O CEIS, embora inclua pontos para enfrentar a inversão da pirâmide demográfica do país, deveria ir mais além. É o que diz Jorge Félix, professor da Universidade de São Paulo (USP) e pesquisador de pós-doutorado da Unicamp/Fapesp, que ressalta a necessidade de estímulo para a área de cuidado, diante de uma população que envelhece, mudando o perfil de despesas das famílias.
“O cuidado está cada vez mais intenso em tecnologia e com produtos importados ou, mesmo quando fabricados aqui, com alto grau de dependência de matérias-primas importadas. Isso tem pesado no orçamento familiar”, diz.
Félix lembra que todos os países onde foi adotada uma estratégia de economia da longevidade (como França, Reino Unido e localidades da Espanha), o cuidado faz parte da política industrial com o mesmo peso da saúde. Segundo ele, há pouco estímulo para startups brasileiras desenvolverem produtos da cesta do cuidado que poderiam ser exportados, como fazem os países europeus e asiáticos.

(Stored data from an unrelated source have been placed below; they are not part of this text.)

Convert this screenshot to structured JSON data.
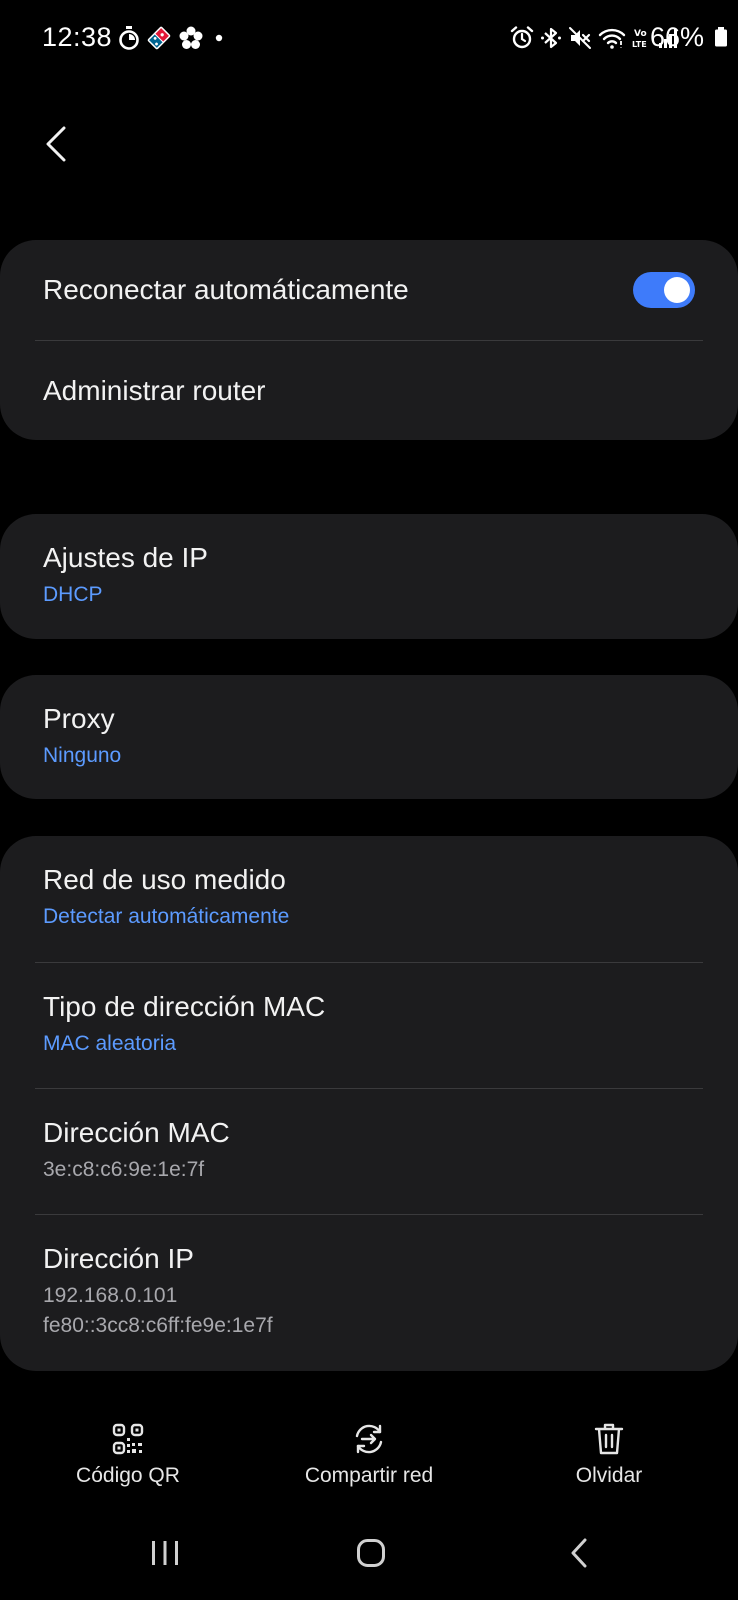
{
  "status_bar": {
    "time": "12:38",
    "battery": "66%",
    "left_icons": [
      "timer-icon",
      "dominos-app-icon",
      "flower-app-icon",
      "dot-icon"
    ],
    "right_icons": [
      "alarm-icon",
      "bluetooth-icon",
      "mute-icon",
      "wifi-icon",
      "volte-icon",
      "signal-icon",
      "battery-icon"
    ]
  },
  "colors": {
    "background": "#000000",
    "card": "#1c1c1e",
    "accent": "#3e7bfa",
    "link": "#5c9bff",
    "secondary_text": "#a8a8ad"
  },
  "card_general": {
    "auto_reconnect": {
      "label": "Reconectar automáticamente",
      "enabled": true
    },
    "manage_router": {
      "label": "Administrar router"
    }
  },
  "card_ip": {
    "title": "Ajustes de IP",
    "value": "DHCP"
  },
  "card_proxy": {
    "title": "Proxy",
    "value": "Ninguno"
  },
  "card_details": {
    "metered": {
      "title": "Red de uso medido",
      "value": "Detectar automáticamente"
    },
    "mac_type": {
      "title": "Tipo de dirección MAC",
      "value": "MAC aleatoria"
    },
    "mac_address": {
      "title": "Dirección MAC",
      "value": "3e:c8:c6:9e:1e:7f"
    },
    "ip_address": {
      "title": "Dirección IP",
      "ipv4": "192.168.0.101",
      "ipv6": "fe80::3cc8:c6ff:fe9e:1e7f"
    }
  },
  "bottom_actions": {
    "qr": {
      "label": "Código QR",
      "icon": "qr-code-icon"
    },
    "share": {
      "label": "Compartir red",
      "icon": "share-network-icon"
    },
    "forget": {
      "label": "Olvidar",
      "icon": "trash-icon"
    }
  },
  "nav_bar": [
    "recent-apps-icon",
    "home-icon",
    "back-icon"
  ]
}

A nova versão do CEIS, na avaliação de advogados, avança em relação à anterior. “As regras estão bem mais claras agora. Há robustez para de fato estimular a colaboração público-privada”, diz Renata Rothbarth, head da área de life science & healthcare do escritório Machado Meyer Advogados. Até 2014, aponta ela, as normas sequer tinham previsão de monitoramento e avaliação das parcerias celebradas. “Agora isso mudou, não só no que diz respeito à efetiva transferência e internalização da tecnologia, mas também sobre os preços dos produtos objeto da PDP”, diz. Ela lembra que, desde 2017, o Tribunal de Contas da União (TCU) fiscaliza PDPs vigentes e já havia emitido recomendações para que o marco regulatório aplicável às parcerias fosse aperfeiçoado.
Gustavo Swenson Caetano, sócio da prática de life sciences e saúde do escritório Mattos Filho, também vê maior detalhamento sobre o processo de transferência de tecnologia, aquisição de produtos e maior controle do governo sobre as PDPs. No entanto, ele cita lacunas, como a precificação da tecnologia. “Acreditamos que em alguns meses já será possível avaliar melhor o cenário concreto”, observa.